Harvest 2017: Wheat kicks off in Cambridgeshire with quality good
Winter wheat harvesting is kicking off in Cambridgeshire this week with grain quality looking good although very hot weather in June has trimmed yields.
Very early milling wheat crops were showing good protein and specific weights levels as the combines rolled across some light land in the county.
David White, farming between Cambridge and Newmarket on some sandy land, cut 14ha of the old milling wheat variety Solstice on Monday 17 July and reports protein levels of over 13% and a specific weight of 77-78kg/hl.
See also: Harvest 2017: Dorset oilseed rape sees good yields
Yields were coming in at 8t/ha compared with the 9t/ha he would usually expect, and this lower yield was largely due to the very hot spell of weather in June.
“Quality is good, but there is not as much grain as we would have liked,” he told Farmers Weekly.
He moved into 8ha of the milling variety Crusoe on Monday night (17 July) with similar yields and quality to the Solstice.
He has 40-45ha of winter wheat to cut in total, and his remaining crop is on some fenland which will be later to mature.
Traditional milling wheat minimum industry standards are for protein of 13%, specific weight of 76kg/hl and a Hagberg level of 250.

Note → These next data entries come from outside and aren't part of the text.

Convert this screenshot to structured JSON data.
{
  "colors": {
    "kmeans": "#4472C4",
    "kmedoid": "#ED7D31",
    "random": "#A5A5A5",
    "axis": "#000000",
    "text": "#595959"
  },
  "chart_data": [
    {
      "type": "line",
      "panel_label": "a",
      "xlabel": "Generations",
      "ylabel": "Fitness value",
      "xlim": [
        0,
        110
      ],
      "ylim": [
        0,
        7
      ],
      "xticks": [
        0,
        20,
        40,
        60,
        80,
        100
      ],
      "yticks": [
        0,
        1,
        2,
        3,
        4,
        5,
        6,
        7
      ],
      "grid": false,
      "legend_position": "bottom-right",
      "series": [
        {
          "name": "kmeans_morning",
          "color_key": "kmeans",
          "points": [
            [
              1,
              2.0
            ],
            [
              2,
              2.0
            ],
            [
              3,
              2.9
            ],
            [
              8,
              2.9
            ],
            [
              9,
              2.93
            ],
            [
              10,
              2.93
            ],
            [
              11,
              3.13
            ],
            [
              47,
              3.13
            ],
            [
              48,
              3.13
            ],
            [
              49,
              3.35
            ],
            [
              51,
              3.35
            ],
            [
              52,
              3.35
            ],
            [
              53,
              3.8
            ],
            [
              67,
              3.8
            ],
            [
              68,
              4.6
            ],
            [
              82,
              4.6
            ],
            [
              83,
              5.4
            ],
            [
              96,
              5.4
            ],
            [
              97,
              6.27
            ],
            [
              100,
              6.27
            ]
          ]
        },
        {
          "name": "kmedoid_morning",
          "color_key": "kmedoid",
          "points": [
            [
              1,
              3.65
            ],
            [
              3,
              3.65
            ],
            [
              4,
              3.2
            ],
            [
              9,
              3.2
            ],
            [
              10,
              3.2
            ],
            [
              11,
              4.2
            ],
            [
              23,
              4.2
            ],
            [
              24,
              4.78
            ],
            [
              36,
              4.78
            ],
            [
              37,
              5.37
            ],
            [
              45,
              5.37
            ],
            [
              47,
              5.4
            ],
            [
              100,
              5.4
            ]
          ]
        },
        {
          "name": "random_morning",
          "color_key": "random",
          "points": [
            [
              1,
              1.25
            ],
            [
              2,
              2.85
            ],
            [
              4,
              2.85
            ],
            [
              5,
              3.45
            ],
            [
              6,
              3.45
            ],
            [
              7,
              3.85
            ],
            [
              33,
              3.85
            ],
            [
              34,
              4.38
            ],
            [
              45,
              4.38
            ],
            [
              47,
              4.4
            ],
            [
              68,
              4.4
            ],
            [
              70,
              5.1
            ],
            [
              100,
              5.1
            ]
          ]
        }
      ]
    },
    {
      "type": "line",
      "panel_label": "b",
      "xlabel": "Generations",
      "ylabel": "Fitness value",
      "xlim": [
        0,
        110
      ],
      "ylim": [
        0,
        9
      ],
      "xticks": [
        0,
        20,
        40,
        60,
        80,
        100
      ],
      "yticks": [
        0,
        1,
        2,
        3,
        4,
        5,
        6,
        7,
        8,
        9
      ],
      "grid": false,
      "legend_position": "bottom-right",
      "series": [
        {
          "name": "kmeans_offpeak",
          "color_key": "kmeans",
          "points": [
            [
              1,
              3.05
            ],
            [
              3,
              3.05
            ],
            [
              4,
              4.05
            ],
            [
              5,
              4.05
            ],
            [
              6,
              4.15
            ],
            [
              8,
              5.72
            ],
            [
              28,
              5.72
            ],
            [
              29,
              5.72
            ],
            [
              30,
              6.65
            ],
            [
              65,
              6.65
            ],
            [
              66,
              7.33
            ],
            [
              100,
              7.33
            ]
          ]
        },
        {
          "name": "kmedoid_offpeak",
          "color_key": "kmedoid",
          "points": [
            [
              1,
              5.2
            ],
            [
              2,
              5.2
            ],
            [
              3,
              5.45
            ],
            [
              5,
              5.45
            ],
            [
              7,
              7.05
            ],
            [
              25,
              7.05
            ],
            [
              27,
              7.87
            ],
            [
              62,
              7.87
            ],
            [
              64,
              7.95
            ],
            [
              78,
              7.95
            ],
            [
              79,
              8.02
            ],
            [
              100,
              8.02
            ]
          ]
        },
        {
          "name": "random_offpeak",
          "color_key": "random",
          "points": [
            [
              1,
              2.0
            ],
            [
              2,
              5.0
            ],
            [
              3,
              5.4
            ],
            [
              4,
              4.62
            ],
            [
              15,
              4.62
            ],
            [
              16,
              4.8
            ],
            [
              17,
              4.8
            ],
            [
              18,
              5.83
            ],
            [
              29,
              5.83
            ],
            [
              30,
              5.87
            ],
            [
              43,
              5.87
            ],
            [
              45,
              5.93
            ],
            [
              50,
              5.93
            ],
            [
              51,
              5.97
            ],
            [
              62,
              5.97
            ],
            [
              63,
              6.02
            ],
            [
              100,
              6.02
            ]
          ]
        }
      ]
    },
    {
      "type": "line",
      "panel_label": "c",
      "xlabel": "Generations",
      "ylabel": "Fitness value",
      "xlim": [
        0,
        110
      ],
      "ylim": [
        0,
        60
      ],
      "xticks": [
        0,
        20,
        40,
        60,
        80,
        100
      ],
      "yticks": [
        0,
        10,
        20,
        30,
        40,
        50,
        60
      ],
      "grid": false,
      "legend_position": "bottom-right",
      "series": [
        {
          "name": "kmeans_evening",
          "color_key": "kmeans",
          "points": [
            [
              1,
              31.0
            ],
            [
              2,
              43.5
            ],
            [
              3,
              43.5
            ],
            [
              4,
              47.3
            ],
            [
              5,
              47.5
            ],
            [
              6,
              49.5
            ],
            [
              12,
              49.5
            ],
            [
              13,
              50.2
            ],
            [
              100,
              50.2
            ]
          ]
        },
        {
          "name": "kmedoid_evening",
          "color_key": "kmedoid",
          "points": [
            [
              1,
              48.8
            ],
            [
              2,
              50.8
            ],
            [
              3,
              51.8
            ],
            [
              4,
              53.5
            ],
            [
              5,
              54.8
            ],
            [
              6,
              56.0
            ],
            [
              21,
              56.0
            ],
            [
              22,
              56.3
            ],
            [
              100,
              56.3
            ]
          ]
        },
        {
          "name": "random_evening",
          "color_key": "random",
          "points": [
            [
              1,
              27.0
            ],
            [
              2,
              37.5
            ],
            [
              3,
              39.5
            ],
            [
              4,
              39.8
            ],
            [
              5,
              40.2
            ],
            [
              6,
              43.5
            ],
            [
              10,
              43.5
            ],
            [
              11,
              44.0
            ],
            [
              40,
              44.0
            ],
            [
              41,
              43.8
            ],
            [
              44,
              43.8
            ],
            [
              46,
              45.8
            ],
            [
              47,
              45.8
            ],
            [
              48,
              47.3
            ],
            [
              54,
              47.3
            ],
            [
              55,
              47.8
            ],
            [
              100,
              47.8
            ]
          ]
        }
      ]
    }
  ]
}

On the other side of Cambridge, James Peck near Dry Drayton started cutting winter wheat for a neighbour on Monday (17 July), and is hoping to move into his own wheat on Thursday (20 July).
Down in Kent, James Loder-Symonds is set to start cutting his milling wheat Skyfall today, some two weeks earlier than normal, at a time he would normally be starting cutting oilseed rape.
He is moving into 70ha of second wheats at Nonington Farms between Canterbury and Dover on the edge of the North Downs after cutting 300ha of oilseed rape earlier this month.